Summary of Technical Specifications
The following table summarizes the critical technical requirements and limitations for deploying Kubernetes on vSAN stretched clusters.
| Feature | Requirement / Specification |
|---|---|
| Site Disaster Tolerance | Dual site mirroring |
| Host Requirement for Mirroring | 2n + 1 hosts per site to tolerate n failures |
| Replication Options | Raid-1 (Performance), Raid-5/6 (Space Efficiency, All-Flash only) |
| Volume Support | RWM volumes not supported; vSAN file shares supported |
| Topology Awareness | Not supported for specific fault domain provisioning |
| Node Placement | Controlled via VM-Host affinity rules |
| Storage Policy Scope | Must be identical for node VMs and PVs |
Conclusion
The deployment of Kubernetes on vSAN stretched clusters provides a powerful mechanism for ensuring business continuity. By integrating vSphere's site-level redundancy with Kubernetes' orchestration capabilities, organizations can build a resilient infrastructure capable of surviving the loss of an entire data center. The core of this success lies in the rigid application of VM storage policies. Because Kubernetes does not automatically synchronize these policies between the nodes and the volumes, the vSphere administrator must act as the orchestrator of storage consistency.

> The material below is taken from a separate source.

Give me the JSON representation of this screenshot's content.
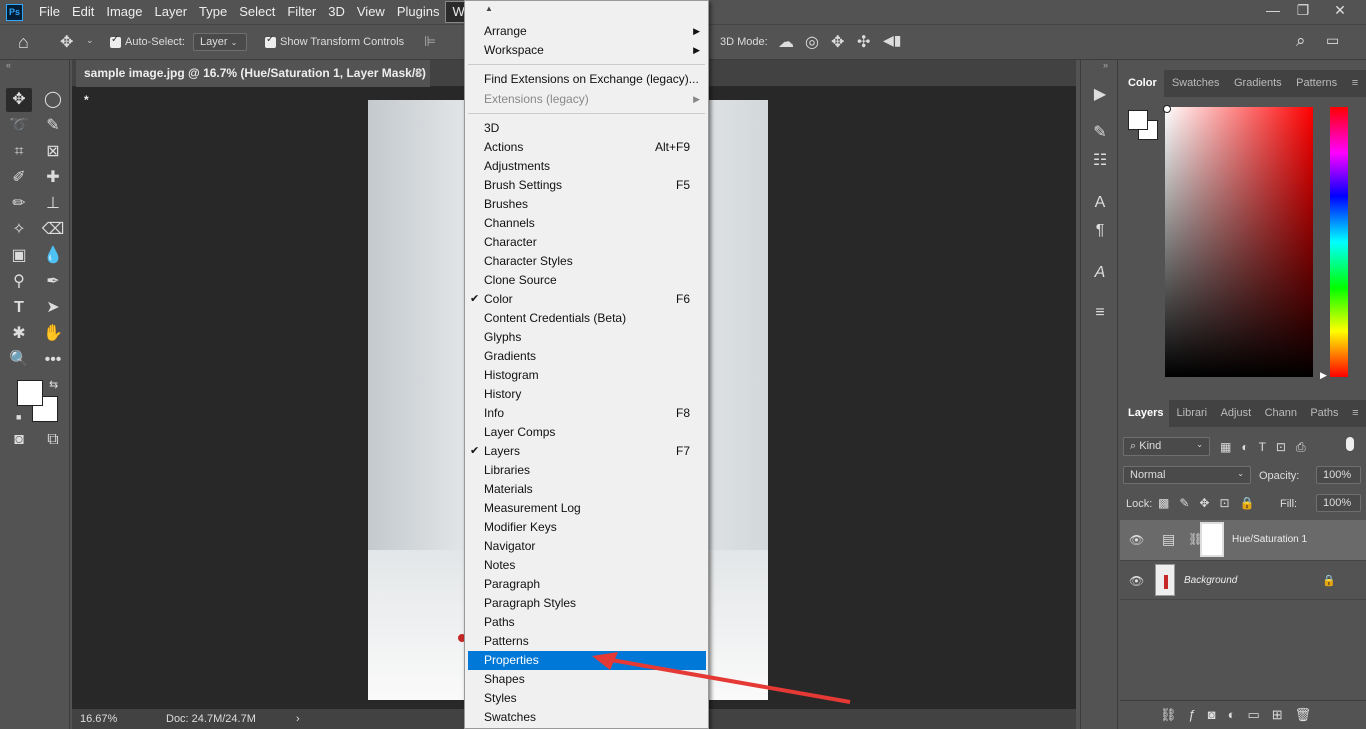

The transition from single-site to stretched cluster environments requires a deep understanding of mirroring, site affinity, and the limitations of the CSI driver, particularly regarding the lack of RWM support and topology-based provisioning. While challenges such as No compatible datastore errors may arise, they are typically indicative of a failure to align the physical host count with the requirements of the storage policy. Ultimately, the use of Raid-1 mirroring and the implementation of VM-Host affinity rules create a stable environment where the control plane and worker nodes can seamlessly failover, ensuring that critical containerized services remain online regardless of site-specific catastrophes.